Images used in [Portilla 2003b]:


Lena Barbara Boat
Fingerprint House Peppers


zip All of them 926.83 Kb .


Five of the images (commonly known as Lena, Barbara, Boats, House and Peppers) are widely used in the image processing literature. Unfortunately, most test images are available in more than one version, with differences between them due to cropping, scanning, resizing, compression or conversion from color to gray-level.

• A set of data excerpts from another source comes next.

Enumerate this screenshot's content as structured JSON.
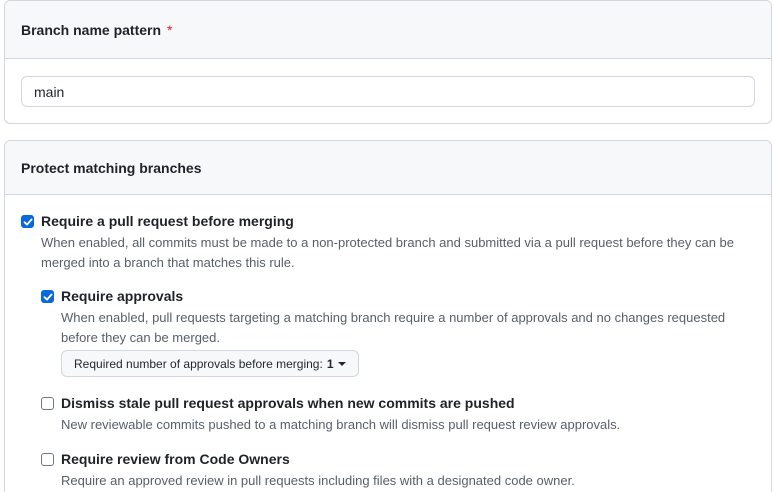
{
  "branch_pattern": {
    "label": "Branch name pattern",
    "required_mark": "*",
    "value": "main"
  },
  "protect": {
    "title": "Protect matching branches",
    "options": [
      {
        "title": "Require a pull request before merging",
        "description": "When enabled, all commits must be made to a non-protected branch and submitted via a pull request before they can be merged into a branch that matches this rule.",
        "checked": true
      },
      {
        "title": "Require approvals",
        "description": "When enabled, pull requests targeting a matching branch require a number of approvals and no changes requested before they can be merged.",
        "checked": true
      },
      {
        "title": "Dismiss stale pull request approvals when new commits are pushed",
        "description": "New reviewable commits pushed to a matching branch will dismiss pull request review approvals.",
        "checked": false
      },
      {
        "title": "Require review from Code Owners",
        "description": "Require an approved review in pull requests including files with a designated code owner.",
        "checked": false
      }
    ],
    "approvals_dropdown": {
      "label": "Required number of approvals before merging:",
      "value": "1"
    }
  },
  "colors": {
    "accent": "#0969da",
    "required": "#cf222e",
    "muted_text": "#57606a"
  }
}
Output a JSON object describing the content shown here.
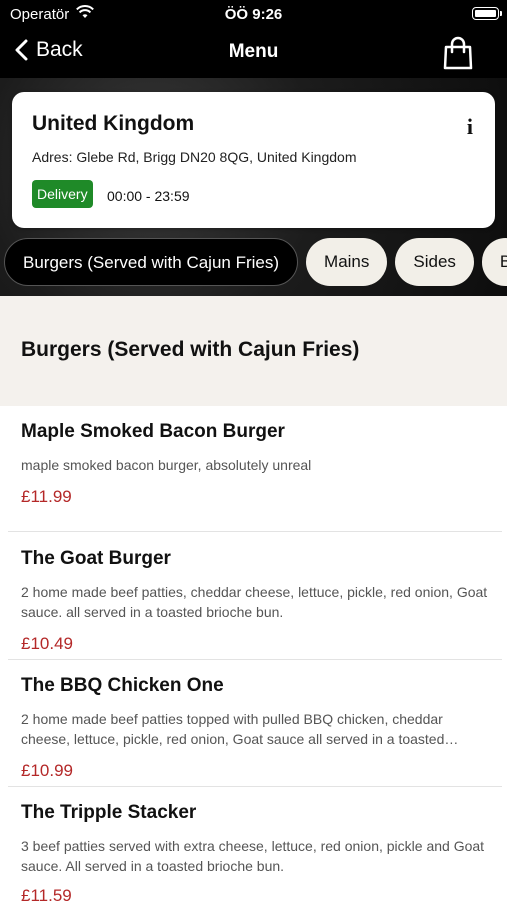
{
  "status_bar": {
    "carrier": "Operatör",
    "time": "ÖÖ 9:26"
  },
  "nav": {
    "back_label": "Back",
    "title": "Menu"
  },
  "store": {
    "name": "United Kingdom",
    "address": "Adres: Glebe Rd, Brigg DN20 8QG, United Kingdom",
    "badge": "Delivery",
    "hours": "00:00 - 23:59",
    "info_glyph": "i"
  },
  "tabs": [
    {
      "label": "Burgers (Served with Cajun Fries)"
    },
    {
      "label": "Mains"
    },
    {
      "label": "Sides"
    },
    {
      "label": "B"
    }
  ],
  "section_title": "Burgers (Served with Cajun Fries)",
  "items": [
    {
      "name": "Maple Smoked Bacon Burger",
      "description": "maple smoked bacon burger, absolutely unreal",
      "price": "£11.99"
    },
    {
      "name": "The Goat Burger",
      "description": "2 home made beef patties, cheddar cheese, lettuce, pickle, red onion, Goat sauce. all served in a toasted brioche bun.",
      "price": "£10.49"
    },
    {
      "name": "The BBQ Chicken One",
      "description": "2 home made beef patties topped with pulled BBQ chicken, cheddar cheese, lettuce, pickle, red onion, Goat sauce all served in a toasted…",
      "price": "£10.99"
    },
    {
      "name": "The Tripple Stacker",
      "description": "3 beef patties served with extra cheese, lettuce, red onion, pickle and Goat sauce. All served in a toasted brioche bun.",
      "price": "£11.59"
    }
  ],
  "colors": {
    "badge": "#1f8a28",
    "price": "#b42828",
    "bar": "#000000"
  }
}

In the versions used in this paper the first three are 512 x 512 and the last two are 256 x 256. We also included a 512 x 512 image of a fingerprint, which unlike the other images, is a homogeneous texture.

Among the several versions of 512 x 512 8-bit gray-level Lena, we chose the one that seems the most standard from Mike Wakin's web page. For the comparison of Fig. 5 of our paper, Dr. Starck [1] generously offered to run his algorithm on our test image, and Dr. Li [2] and Dr. Sendur [3] kindly confirmed they were using the same version of the image. The Barbara image was obtained from Marco Schmidt's standard test images database. This version had been previously used in [2] where, in turn, there is a comparison to [4]. It has also been used in [3]. The Boats image was taken from SIPI image database (University of Southern California). This same version has been used in [3]. The House and Peppers images were kindly provided by Dr. Pizurica for proper comparison to her results reported in [5].

[1] J L Starck, D L Donoho, and E Candes. "Very high quality image restoration", in Proc. SPIE Conf. Signal and Image Processing. San Diego, August 2001, vol. 4478, pp. 9-19. A Laine, M Unser and A Aldroubi. Eds.
[2] X Li and M T Orchard. "Spatially adaptive image denoising under overcomplete expansion", in IEEE Int'l Conf on Image Proc. Vancouver, September 2000.
[3] L Sendur and I W Selesnick. "Bivariate shrinkage with local variance estimation", IEEE Signal Processing Letters, vol. 9, no. 12, pp. 438-441. December 2002.
[4] S G Chang, B Yu, and M Vetterli. "Spatially adaptive wavelet thresholding with context modeling for image denoising", in 5th IEEE Int'l Conf. on Image Proc., Chicago, October 1998.
[5] A Pizurica, W Philips, I Lemahieu, and M Acheroy. "A joint inter- and intrascale statistical model for Bayesian wavelet based image denoising", IEEE Trans. Image Proc., vol, 11, no. 5, pp. 545-557, May 2002.